Seven white Mississippi sheriffs are immortalized in an infamous 1962 Life photograph. In this horrific freeze-frame of racism, the sheriffs admire a billy club with obvious pleasure, preparing for the unrest they anticipate—and to which they clearly intend to contribute—in the wake of James Meredith's planned attempt to integrate the University of Mississippi.
In telling the stories of these men, Paul Hendrickson gives us an extraordinarily revealing view of racism in America at that moment. But his ultimate focus is on the part this legacy has played in the lives of their families—how the racial bigotry of those seven white Mississippi sheriffs has been transformed or has remained untouched in their children and grandchildren.
A prize-winning feature writer for the Washington Post for more than 20 years, Paul Hendrickson now teaches nonfiction writing at the University of Pennsylvania. He is the author of three previous books, two of them book award finalists: Looking for the Light (a finalist for the National Book Critics Circle Award), and The Living and the Dead: Robert McNamara and Five Lives of a Lost War (National Book Award finalist, New York Times Notable Book of the Year, and Publisher's Weekly Best Books of the Year).

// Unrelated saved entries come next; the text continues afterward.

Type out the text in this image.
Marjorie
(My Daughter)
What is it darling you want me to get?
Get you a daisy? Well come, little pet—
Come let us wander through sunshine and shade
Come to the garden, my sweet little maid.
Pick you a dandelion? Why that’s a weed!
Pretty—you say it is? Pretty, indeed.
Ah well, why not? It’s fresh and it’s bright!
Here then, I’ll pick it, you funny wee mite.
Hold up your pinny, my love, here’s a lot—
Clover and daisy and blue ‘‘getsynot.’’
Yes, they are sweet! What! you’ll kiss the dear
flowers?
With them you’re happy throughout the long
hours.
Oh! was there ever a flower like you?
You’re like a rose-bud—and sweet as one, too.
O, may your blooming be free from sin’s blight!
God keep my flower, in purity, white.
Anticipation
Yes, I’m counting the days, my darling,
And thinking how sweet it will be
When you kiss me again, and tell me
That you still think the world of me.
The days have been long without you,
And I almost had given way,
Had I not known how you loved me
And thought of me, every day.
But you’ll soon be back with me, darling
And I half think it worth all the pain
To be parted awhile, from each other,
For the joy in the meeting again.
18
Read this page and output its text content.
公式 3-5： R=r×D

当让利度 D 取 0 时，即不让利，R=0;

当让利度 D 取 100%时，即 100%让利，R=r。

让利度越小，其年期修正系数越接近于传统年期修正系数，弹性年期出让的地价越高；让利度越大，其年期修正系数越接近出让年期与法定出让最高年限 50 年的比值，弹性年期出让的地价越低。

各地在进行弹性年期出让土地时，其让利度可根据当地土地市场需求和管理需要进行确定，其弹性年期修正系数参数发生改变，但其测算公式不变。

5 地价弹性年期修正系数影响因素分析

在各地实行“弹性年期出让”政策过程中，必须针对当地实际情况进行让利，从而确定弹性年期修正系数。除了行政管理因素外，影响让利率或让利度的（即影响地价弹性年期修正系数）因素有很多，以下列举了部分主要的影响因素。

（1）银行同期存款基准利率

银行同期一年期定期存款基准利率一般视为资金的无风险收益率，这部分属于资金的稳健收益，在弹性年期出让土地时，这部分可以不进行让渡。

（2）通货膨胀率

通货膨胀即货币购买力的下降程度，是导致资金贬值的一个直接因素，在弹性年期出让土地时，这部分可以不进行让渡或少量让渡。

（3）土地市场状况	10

Hendrickson has been awarded various fellowships and numerous journalism honors and awards. In 1999 he was named a Guggenheim Foundation Fellow for his work on Sons of Mississippi. Partially educated in the South, in the late 1950s and early 1960s, in a seminary for the Catholic missionary priesthood, Hendrickson has degrees in American literature from St. Louis University and Pennsylvania State University.